Installation and Commissioning
The erection procedure will vary with the equipment and should be carried out in accordance with the suppliers instructions paying attention to the following matters:
- Prior to installation inspect the equipment to ensure no damage has occurred in store or transit.
- Ensure the support structure is adequate for the full loads that will imposed, is tested and marked with the SWL.
- When erecting trolleys ensure they are correctly set for the beam width and that the track is fitted with end stops and remains level at all loads up to the maximum.
- When suspending appliances by a top hook ensure the support fits freely into the seat of the hook.
- After erection ensure that the chain/wire rope hangs freely and is not twisted or knotted.
- With power operated blocks the supply should be connected by a suitably Qualified Person taking account of any statutory or technical requirements (eg Electricity at Work Regulations, Pressure Systems and Transportable Gas Containers Regulations).
- Test run to ensure the free and correct movement of the chain/rope. Check the operation of the brake. Check direction of control command, position and operation of travel limits and safety devices.
Safe Use of BlocksThe basic objectives of any lifting operation are to move the load to the desired location and land it safely, efficiently and without damage to the load, the equipment used or the surrounding buildings, plant etc. In addition to any specific instructions relating to the block the following general points must be observed:
- Never attempt lifting operations unless you have been trained in the use of the equipment and slinging procedures.

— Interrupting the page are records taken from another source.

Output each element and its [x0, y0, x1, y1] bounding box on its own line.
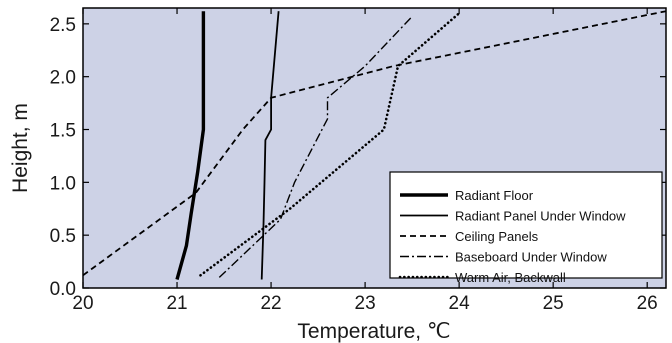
series-line-warm-air-backwall — [199, 12, 461, 277]
legend-label: Radiant Panel Under Window — [455, 209, 626, 224]
legend-label: Warm Air, Backwall — [455, 270, 566, 285]
plot-border — [82, 7, 667, 289]
y-tick-label: 2.5 — [50, 15, 76, 36]
y-tick-label: 1.0 — [50, 173, 76, 194]
legend-label: Baseboard Under Window — [455, 250, 607, 265]
x-tick-label: 25 — [543, 293, 564, 314]
legend-label: Radiant Floor — [455, 188, 534, 203]
y-axis-label: Height, m — [9, 103, 32, 193]
x-tick-label: 23 — [355, 293, 376, 314]
legend-items: Radiant Floor Radiant Panel Under Window C… — [398, 188, 626, 285]
x-tick-label: 26 — [637, 293, 658, 314]
y-tick-label: 1.5 — [50, 121, 76, 142]
x-axis-label: Temperature, ℃ — [297, 320, 450, 343]
legend-label: Ceiling Panels — [455, 229, 539, 244]
x-tick-label: 21 — [166, 293, 187, 314]
series-line-radiant-floor — [175, 11, 206, 280]
x-tick-label: 24 — [449, 293, 471, 314]
series-line-baseboard-under-window — [218, 16, 413, 278]
x-tick-label: 20 — [72, 293, 93, 314]
legend-box — [389, 171, 663, 279]
x-tick-label: 22 — [260, 293, 281, 314]
y-tick-label: 0.0 — [50, 279, 76, 300]
legend: Radiant Floor Radiant Panel Under Window C… — [389, 171, 663, 285]
y-tick-label: 0.5 — [50, 226, 76, 247]
y-tick-label: 2.0 — [50, 68, 76, 89]
ticks-layer: 20 21 22 23 24 25 26 0.0 0.5 1.0 1.5 2.0 2.5 — [50, 8, 666, 314]
series-line-ceiling-panels — [82, 10, 667, 277]
series-layer — [82, 10, 667, 280]
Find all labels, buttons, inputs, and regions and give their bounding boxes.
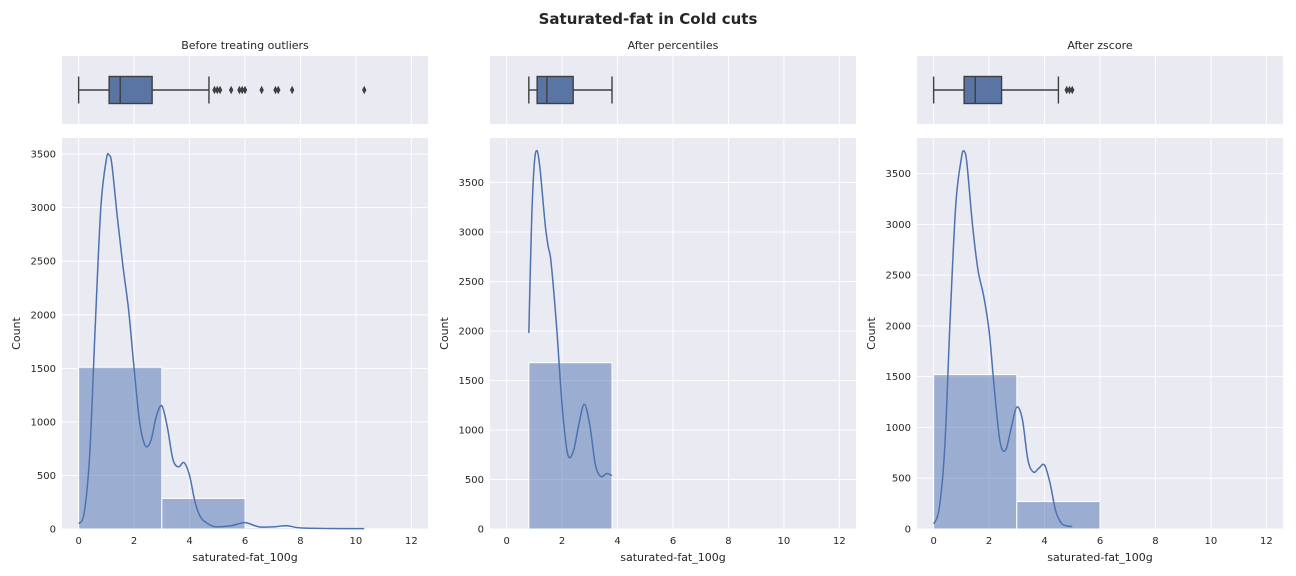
y-tick-label: 500 [892, 474, 911, 485]
boxplot-box [108, 75, 153, 105]
boxplot-outlier [215, 85, 220, 95]
boxplot-outlier [289, 85, 295, 95]
y-tick-label: 1500 [31, 364, 56, 375]
x-tick-label: 2 [559, 536, 565, 547]
histogram-bar [528, 362, 613, 530]
y-axis-label: Count [10, 316, 23, 349]
x-tick-label: 12 [1260, 536, 1273, 547]
boxplot-outlier [362, 85, 367, 95]
x-tick-label: 0 [75, 536, 81, 547]
y-tick-label: 3000 [886, 220, 911, 231]
y-tick-label: 0 [478, 525, 484, 536]
boxplot-outlier [1067, 85, 1072, 95]
panel-1: Before treating outliers 0 500 1000 1500 2000… [10, 39, 428, 564]
boxplot-outlier [217, 85, 223, 95]
x-tick-label: 10 [1205, 536, 1218, 547]
x-tick-label: 4 [1041, 536, 1047, 547]
boxplot-box [536, 75, 574, 105]
y-tick-label: 2500 [459, 277, 484, 288]
y-axis-label: Count [438, 316, 451, 349]
y-tick-label: 0 [50, 525, 56, 536]
x-tick-label: 8 [1152, 536, 1158, 547]
histogram-bar [1016, 501, 1101, 530]
y-tick-label: 2000 [31, 310, 56, 321]
boxplot-outlier [259, 85, 264, 95]
x-tick-label: 4 [614, 536, 620, 547]
y-tick-label: 2500 [886, 271, 911, 282]
y-tick-label: 0 [905, 525, 911, 536]
boxplot-outlier [237, 85, 242, 95]
y-tick-label: 1000 [886, 423, 911, 434]
x-tick-label: 12 [833, 536, 846, 547]
figure-title: Saturated-fat in Cold cuts [539, 10, 758, 28]
kde-curve [77, 152, 365, 530]
y-tick-label: 3500 [31, 150, 56, 161]
x-tick-label: 2 [986, 536, 992, 547]
boxplot-box [963, 75, 1003, 105]
boxplot-outlier [273, 85, 278, 95]
y-tick-label: 1500 [459, 376, 484, 387]
x-tick-label: 10 [778, 536, 791, 547]
x-tick-label: 0 [930, 536, 936, 547]
y-tick-label: 3500 [459, 178, 484, 189]
y-tick-label: 1000 [31, 417, 56, 428]
boxplot-outlier [242, 85, 248, 95]
boxplot-outlier [212, 85, 217, 95]
y-axis-label: Count [865, 316, 878, 349]
x-axis-label: saturated-fat_100g [1047, 551, 1152, 564]
x-tick-label: 12 [405, 536, 418, 547]
panel-3: After zscore 0 500 1000 1500 2000 2500 3000 3500… [865, 39, 1283, 564]
x-tick-label: 2 [131, 536, 137, 547]
x-axis-label: saturated-fat_100g [192, 551, 297, 564]
histogram-bar [161, 497, 246, 530]
boxplot-outlier [1064, 85, 1069, 95]
panel-title: After percentiles [628, 39, 719, 52]
x-tick-label: 6 [670, 536, 676, 547]
kde-curve [932, 149, 1073, 528]
x-tick-label: 0 [503, 536, 509, 547]
boxplot-outlier [276, 85, 281, 95]
panel-title: After zscore [1067, 39, 1132, 52]
kde-curve [528, 149, 613, 478]
boxplot-outlier [1070, 85, 1075, 95]
boxplot-outlier [240, 85, 245, 95]
x-tick-label: 8 [297, 536, 303, 547]
y-tick-label: 500 [465, 475, 484, 486]
x-tick-label: 8 [725, 536, 731, 547]
x-tick-label: 4 [186, 536, 192, 547]
panel-2: After percentiles 0 500 1000 1500 2000 2500 300… [438, 39, 856, 564]
y-tick-label: 1500 [886, 372, 911, 383]
x-tick-label: 6 [1097, 536, 1103, 547]
histogram-bar [78, 366, 163, 530]
panels: Before treating outliers0500100015002000… [10, 39, 1283, 564]
x-axis-label: saturated-fat_100g [620, 551, 725, 564]
y-tick-label: 2000 [459, 327, 484, 338]
x-tick-label: 6 [242, 536, 248, 547]
y-tick-label: 3000 [459, 228, 484, 239]
y-tick-label: 3500 [886, 169, 911, 180]
y-tick-label: 1000 [459, 426, 484, 437]
x-tick-label: 10 [350, 536, 363, 547]
y-tick-label: 2000 [886, 321, 911, 332]
y-tick-label: 500 [37, 471, 56, 482]
boxplot-outlier [228, 85, 234, 95]
y-tick-label: 2500 [31, 257, 56, 268]
y-tick-label: 3000 [31, 203, 56, 214]
panel-title: Before treating outliers [181, 39, 309, 52]
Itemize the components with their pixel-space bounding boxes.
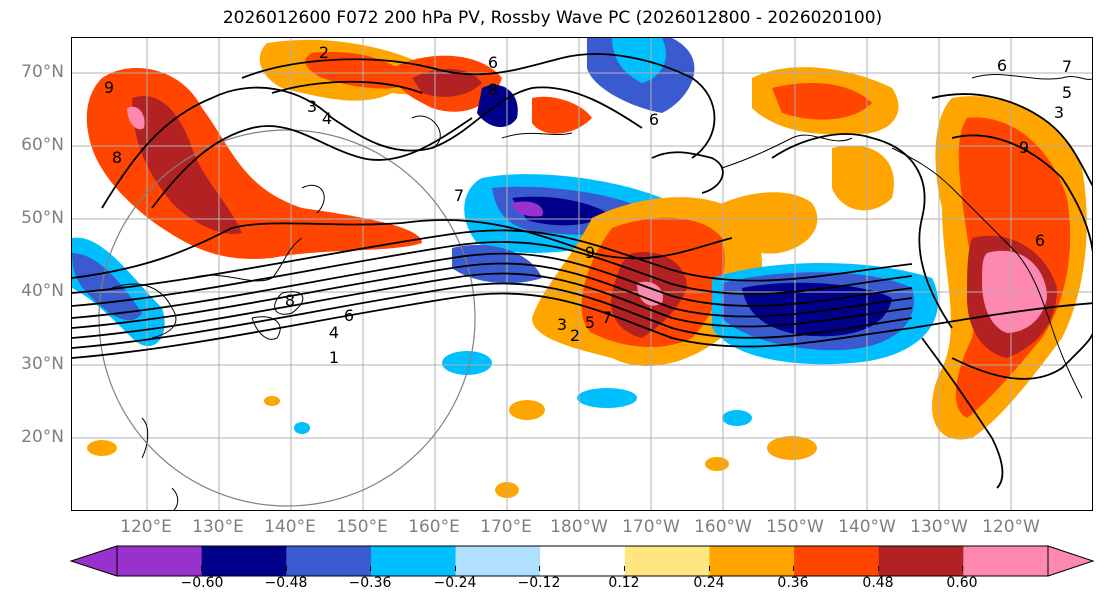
lat-label: 30°N xyxy=(21,354,64,374)
contour-label: 6 xyxy=(997,56,1007,75)
colorbar-segment xyxy=(878,546,964,576)
lat-label: 60°N xyxy=(21,135,64,155)
contour-label: 4 xyxy=(329,323,339,342)
colorbar-tick-label: −0.12 xyxy=(517,575,561,591)
lon-label: 150°E xyxy=(336,517,388,537)
colorbar-segment xyxy=(286,546,372,576)
colorbar-extend-min xyxy=(69,545,118,577)
colorbar-segment xyxy=(624,546,710,576)
contour-label: 8 xyxy=(488,80,498,99)
contour-label: 7 xyxy=(602,308,612,327)
contour-label: 2 xyxy=(570,326,580,345)
map-panel: 9 2 6 8 6 3 4 8 7 9 8 6 4 1 3 2 5 7 6 7 … xyxy=(71,37,1093,511)
colorbar xyxy=(69,545,1095,577)
contour-label: 1 xyxy=(329,348,339,367)
contour-label: 9 xyxy=(104,78,114,97)
colorbar-tick-label: −0.60 xyxy=(180,575,224,591)
contour-label: 6 xyxy=(488,53,498,72)
contour-label: 9 xyxy=(585,243,595,262)
height-contours xyxy=(72,53,1092,489)
colorbar-segment xyxy=(370,546,457,576)
contour-label: 9 xyxy=(1019,138,1029,157)
contour-label: 2 xyxy=(319,43,329,62)
colorbar-segment xyxy=(540,546,626,576)
colorbar-segment xyxy=(201,546,287,576)
lon-label: 160°W xyxy=(694,517,752,537)
lon-label: 140°W xyxy=(838,517,896,537)
contour-label: 7 xyxy=(1062,57,1072,76)
colorbar-segments xyxy=(69,545,1095,577)
contour-label: 8 xyxy=(285,291,295,310)
map-canvas: 9 2 6 8 6 3 4 8 7 9 8 6 4 1 3 2 5 7 6 7 … xyxy=(72,38,1092,510)
lon-label: 130°W xyxy=(910,517,968,537)
contour-label: 3 xyxy=(307,97,317,116)
colorbar-tick-label: −0.48 xyxy=(264,575,308,591)
colorbar-segment xyxy=(794,546,880,576)
colorbar-segment xyxy=(963,546,1049,576)
colorbar-tick-label: 0.60 xyxy=(946,575,978,591)
lon-label: 180°W xyxy=(550,517,608,537)
lon-label: 120°W xyxy=(982,517,1040,537)
colorbar-segment xyxy=(117,546,203,576)
contour-label: 3 xyxy=(1054,103,1064,122)
colorbar-outline xyxy=(116,545,1049,577)
colorbar-tick-label: 0.48 xyxy=(862,575,894,591)
contour-label: 8 xyxy=(112,148,122,167)
contour-label: 6 xyxy=(1035,231,1045,250)
colorbar-tick-label: −0.36 xyxy=(348,575,392,591)
lat-label: 40°N xyxy=(21,281,64,301)
colorbar-extend-max xyxy=(1047,545,1095,577)
colorbar-tick-label: 0.36 xyxy=(777,575,809,591)
lon-label: 140°E xyxy=(264,517,316,537)
lat-label: 20°N xyxy=(21,427,64,447)
graticule xyxy=(72,38,1092,510)
contour-label: 7 xyxy=(454,186,464,205)
contour-label: 5 xyxy=(585,313,595,332)
lon-label: 160°E xyxy=(408,517,460,537)
colorbar-segment xyxy=(709,546,795,576)
lon-label: 150°W xyxy=(766,517,824,537)
colorbar-tick-label: 0.24 xyxy=(693,575,725,591)
contour-label: 6 xyxy=(649,110,659,129)
colorbar-segment xyxy=(455,546,541,576)
contour-label: 5 xyxy=(1062,83,1072,102)
contour-labels: 9 2 6 8 6 3 4 8 7 9 8 6 4 1 3 2 5 7 6 7 … xyxy=(104,43,1072,367)
lat-label: 50°N xyxy=(21,208,64,228)
colorbar-tick-label: 0.12 xyxy=(608,575,640,591)
contour-label: 6 xyxy=(344,306,354,325)
map-title: 2026012600 F072 200 hPa PV, Rossby Wave … xyxy=(222,8,883,28)
contour-label: 3 xyxy=(557,315,567,334)
contour-label: 4 xyxy=(322,109,332,128)
lat-label: 70°N xyxy=(21,62,64,82)
region-circle xyxy=(98,129,476,507)
lon-label: 120°E xyxy=(120,517,172,537)
lon-label: 130°E xyxy=(192,517,244,537)
lon-label: 170°E xyxy=(480,517,532,537)
colorbar-tick-label: −0.24 xyxy=(433,575,477,591)
lon-label: 170°W xyxy=(622,517,680,537)
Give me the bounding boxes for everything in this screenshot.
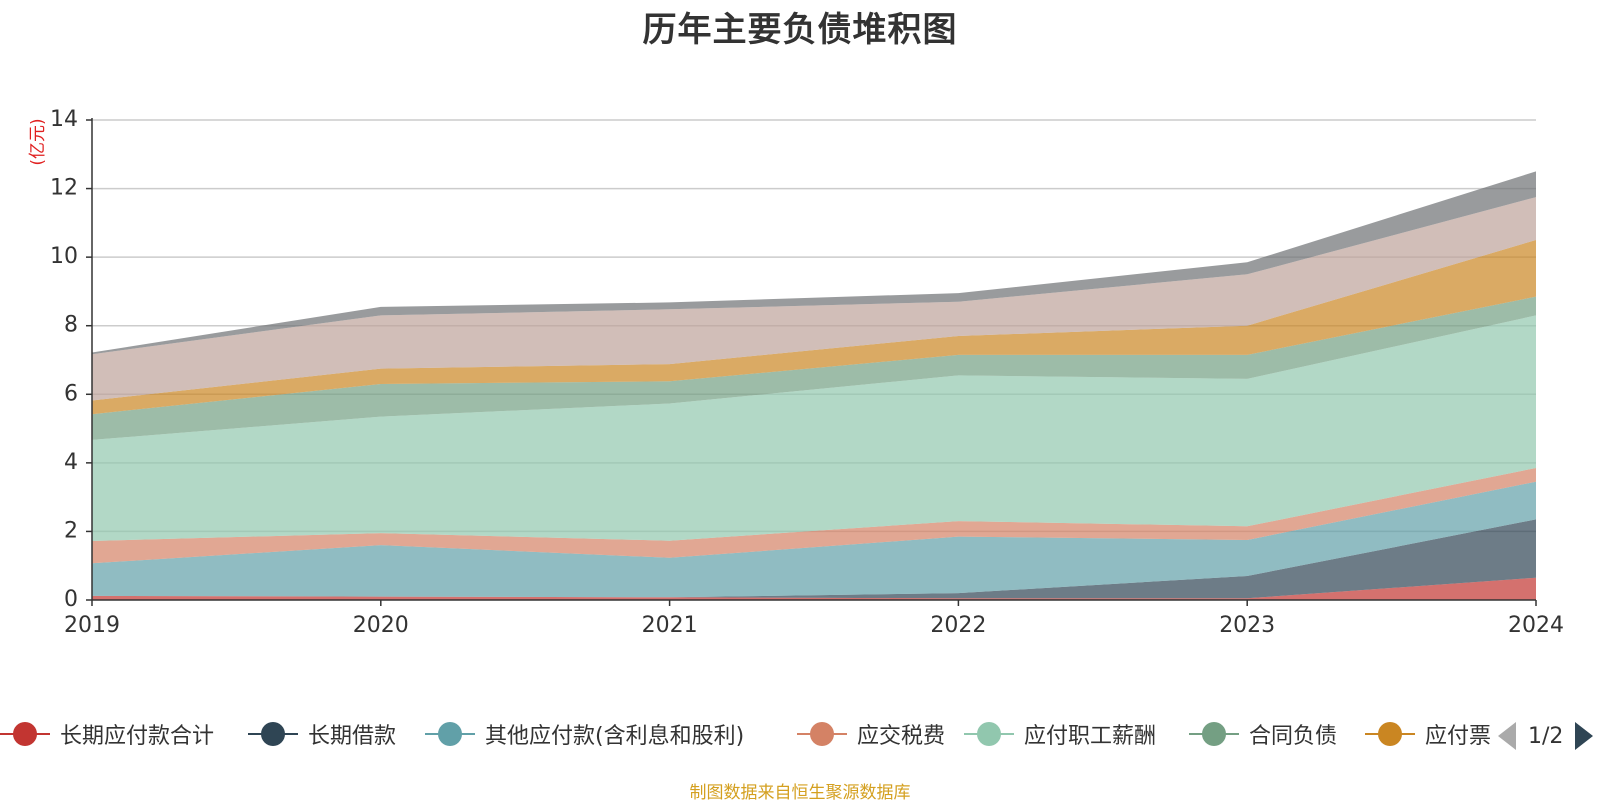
legend-label: 应交税费 (857, 724, 946, 749)
x-tick-label: 2024 (1508, 613, 1564, 638)
x-tick-label: 2023 (1219, 613, 1275, 638)
area-series-0 (92, 577, 1536, 600)
legend-item-5[interactable]: 合同负债 (1189, 716, 1337, 752)
legend-label: 长期应付款合计 (60, 724, 215, 749)
legend-label: 其他应付款(含利息和股利) (485, 724, 745, 749)
legend-item-3[interactable]: 应交税费 (797, 716, 945, 752)
area-series (92, 171, 1536, 600)
legend-item-0[interactable]: 长期应付款合计 (0, 716, 214, 752)
x-tick-label: 2020 (353, 613, 409, 638)
y-tick-label: 10 (50, 244, 78, 269)
area-series-2 (92, 481, 1536, 598)
y-tick-label: 6 (64, 381, 78, 406)
pager-text: 1/2 (1528, 723, 1564, 749)
legend-marker-icon (425, 716, 475, 752)
legend-marker-icon (1189, 716, 1239, 752)
pager-prev-icon[interactable] (1498, 722, 1516, 750)
legend-marker-icon (0, 716, 50, 752)
area-series-8 (92, 171, 1536, 355)
legend-pager: 1/2 (1498, 718, 1594, 754)
y-tick-label: 14 (50, 107, 78, 132)
legend-item-4[interactable]: 应付职工薪酬 (964, 716, 1156, 752)
legend-marker-icon (248, 716, 298, 752)
y-tick-label: 2 (64, 518, 78, 543)
pager-next-icon[interactable] (1575, 722, 1594, 750)
x-tick-label: 2022 (930, 613, 986, 638)
legend-item-6[interactable]: 应付票据 (1365, 716, 1490, 752)
y-axis-unit-label: (亿元) (28, 118, 48, 165)
legend-label: 合同负债 (1249, 724, 1338, 749)
legend-item-2[interactable]: 其他应付款(含利息和股利) (425, 716, 744, 752)
axes: 0 2 4 6 8 10 12 14 2019 2020 2021 2022 2023 2024 (50, 107, 1564, 638)
legend-marker-icon (1365, 716, 1415, 752)
y-tick-label: 4 (64, 450, 78, 475)
legend-item-1[interactable]: 长期借款 (248, 716, 396, 752)
area-series-4 (92, 315, 1536, 541)
legend: 长期应付款合计 长期借款 其他应付款(含利息和股利) 应交税费 应付职工薪酬 合同负债 应付… (0, 716, 1490, 756)
x-tick-label: 2019 (64, 613, 120, 638)
x-tick-label: 2021 (642, 613, 698, 638)
legend-marker-icon (797, 716, 847, 752)
area-series-5 (92, 296, 1536, 440)
legend-label: 应付票据 (1425, 724, 1490, 749)
source-note: 制图数据来自恒生聚源数据库 (689, 783, 911, 803)
chart-title: 历年主要负债堆积图 (642, 10, 958, 50)
area-series-6 (92, 240, 1536, 415)
legend-label: 长期借款 (308, 724, 397, 749)
y-tick-label: 8 (64, 313, 78, 338)
legend-label: 应付职工薪酬 (1024, 724, 1157, 749)
y-tick-label: 12 (50, 176, 78, 201)
area-series-7 (92, 197, 1536, 401)
area-series-3 (92, 468, 1536, 564)
y-tick-label: 0 (64, 587, 78, 612)
legend-marker-icon (964, 716, 1014, 752)
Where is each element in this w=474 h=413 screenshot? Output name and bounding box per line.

- Position the hook directly over the centre of gravity so that the line of pull is vertical.
- Do not use the chain/wire rope to sling the load, ie do not wrap it round the load, back hook or choke hitch.
- Do not lift on the point of the hook or overcrowd the hook with fittings.
- Never lift/lower more than the marked SWL. In the case of manual equipment if abnormally high effort is required, and with power operated appliances they fail to lift the load, or if the load slips this is an indication of too high a load or a fault - check the load and the appliance.
- Avoid unnecessary inching of power operated appliances and do not impose sudden or shock loads.
- Push rather than pull loads suspended from appliances with push/pull trolleys and if un-laden pull on the bottom hook. Never pull an appliance by the pendant control, supply cable or hose.
- Avoid sudden movement of travel motion or undue effort in pushing the load which can cause the load to swing.
- Avoid excessive or intentional use of motion limits unless they are additional limits intended for that purpose. Avoid running appliances against end stops.
- Do not allow anyone to pass under or ride upon the load. Never leave suspended loads unattended unless in an emergency then ensure the area is cordoned off and kept clear.
- Do not remove guards, protective covers, weather proof covers, heat shields etc without the authority of a Competent Person
In-Service Inspection and MaintenanceThe Provision and Use of Work Equipment Regulations 1998 and the Lifting Operations and Lifting Equipment Regulations 1998 both require that lifting equipment properly maintained. This is an ongoing duty that falls on the user and a planned routine maintenance programme will be necessary. In addition to the statutory thorough examinations by a Competent Person, regular in-service inspections should be made to find any faults and damage that might arise. If any are found they should be referred to the Competent Person. The maintenance programme must meet the requirements of the manufacturers instructions and any special requirements due to the conditions of service. This may be combined with maintenance of other equipment used in association with the appliance, eg power feed system. Check the block and its associated equipment daily for obvious faults and signs of damage.